According to Ukrinform, the Office of the Prosecutor General reported this.
One of the group’s leaders has been charged in absentia and placed on an international wanted list. The U.S. Federal Bureau of Investigation (FBI) has offered up to $10 million for information about his whereabouts.
Investigators established that since 2018, the suspects had attacked servers of companies in France, Norway, Germany, the Netherlands, Canada, and the U.S., encrypting more than 1,000 servers and causing damages exceeding 3 billion hryvnias.
In August 2024, a pre-trial investigation was completed against one of the group’s most active members.
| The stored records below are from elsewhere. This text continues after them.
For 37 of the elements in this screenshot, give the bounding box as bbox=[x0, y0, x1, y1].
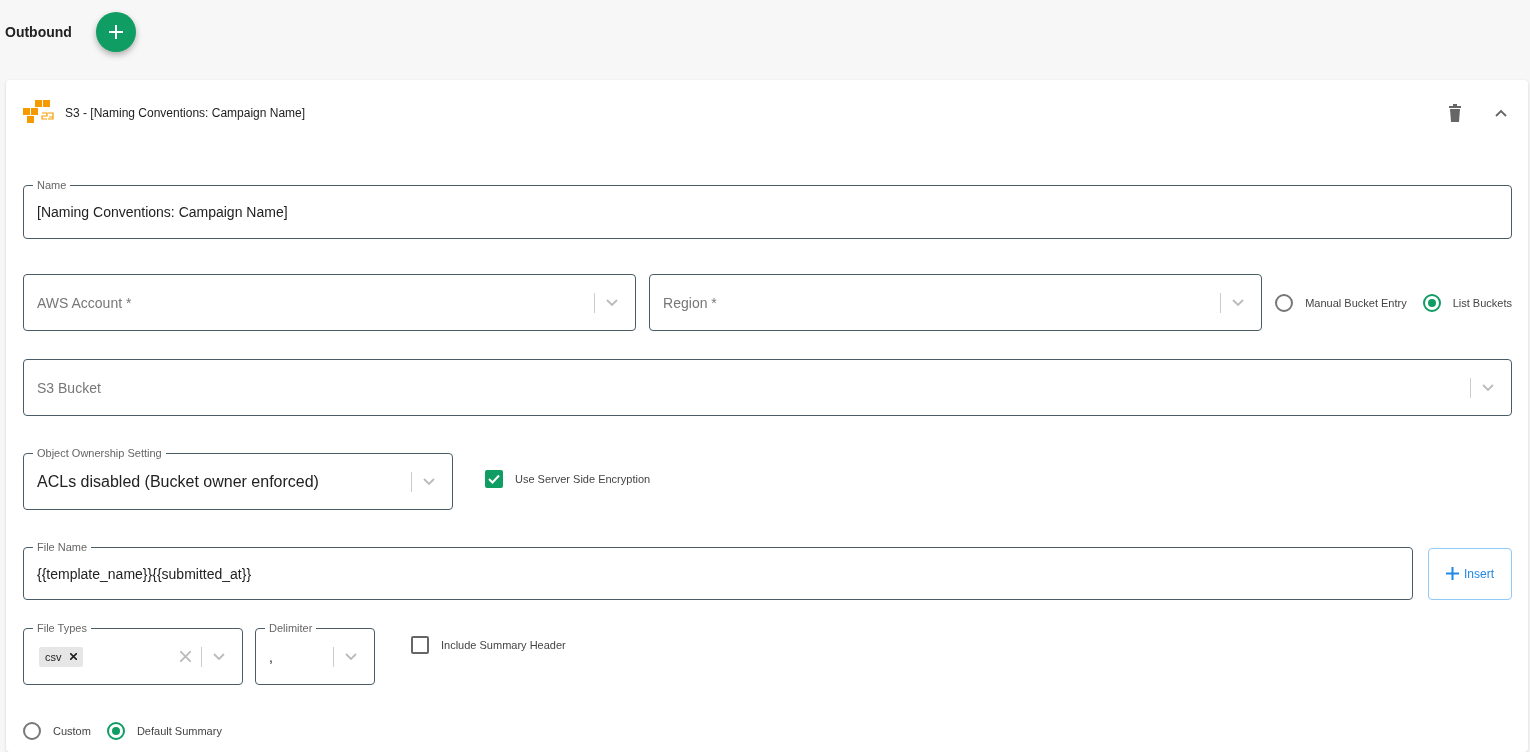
summary-header-checkbox[interactable]: Include Summary Header bbox=[411, 636, 566, 654]
plus-icon bbox=[1446, 567, 1459, 580]
add-button[interactable] bbox=[95, 12, 136, 52]
chevron-down-icon[interactable] bbox=[1231, 298, 1246, 307]
checkbox-icon[interactable] bbox=[411, 636, 429, 654]
checkbox-icon[interactable] bbox=[485, 470, 503, 488]
field-label: File Types bbox=[33, 621, 91, 635]
chevron-up-icon[interactable] bbox=[1494, 108, 1508, 118]
field-label: Delimiter bbox=[265, 621, 317, 635]
radio-icon[interactable] bbox=[106, 722, 125, 740]
file-type-tag: csv bbox=[39, 646, 83, 667]
field-label: File Name bbox=[33, 540, 92, 554]
radio-icon[interactable] bbox=[1422, 293, 1441, 312]
field-label: Name bbox=[33, 178, 71, 192]
radio-option[interactable]: List Buckets bbox=[1422, 293, 1512, 312]
chevron-down-icon[interactable] bbox=[1481, 383, 1495, 392]
plus-icon bbox=[108, 25, 123, 39]
region-select[interactable]: Region * bbox=[649, 274, 1263, 331]
encryption-checkbox[interactable]: Use Server Side Encryption bbox=[485, 470, 651, 488]
remove-icon[interactable] bbox=[69, 653, 77, 660]
radio-option[interactable]: Default Summary bbox=[106, 722, 222, 740]
cubes-icon bbox=[23, 100, 55, 126]
clear-icon[interactable] bbox=[180, 651, 191, 662]
destination-title: S3 - [Naming Conventions: Campaign Name] bbox=[65, 106, 307, 120]
chevron-down-icon[interactable] bbox=[344, 652, 358, 661]
radio-icon[interactable] bbox=[23, 722, 41, 740]
section-title: Outbound bbox=[5, 24, 72, 40]
radio-icon[interactable] bbox=[1275, 293, 1294, 312]
s3-bucket-select[interactable]: S3 Bucket bbox=[23, 359, 1512, 416]
chevron-down-icon[interactable] bbox=[605, 298, 620, 307]
radio-option[interactable]: Custom bbox=[23, 722, 91, 740]
radio-option[interactable]: Manual Bucket Entry bbox=[1275, 293, 1407, 312]
chevron-down-icon[interactable] bbox=[212, 652, 226, 661]
aws-account-select[interactable]: AWS Account * bbox=[23, 274, 637, 331]
chevron-down-icon[interactable] bbox=[422, 477, 436, 486]
field-label: Object Ownership Setting bbox=[33, 446, 166, 460]
insert-button[interactable]: Insert bbox=[1428, 547, 1512, 600]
He is accused of unauthorized interference with information systems, creating malicious software, and extortion — crimes punishable by up to 12 years in prison.
The investigation uncovered the full structure of the group — from developers of malicious software and specialists in breaching corporate systems to individuals who laundered the illicit profits.
The attackers used ransomware programs LockerGoga, MegaCortex, HIVE, and Dharma. They blocked access to servers and demanded ransom in cryptocurrency.
Several members of the network were arrested in Ukraine as part of the investigation, and some have already faced trial.
A foreign national who was on the international wanted list has been extradited to the United States.
As reported earlier, in April, Ukraine’s Security Service, together with the National Police and with assistance from Czech authorities, carried out a large-scale special operation to neutralize an international hacker group that was stealing from bank accounts and cryptocurrency wallets of EU and U.S. citizens.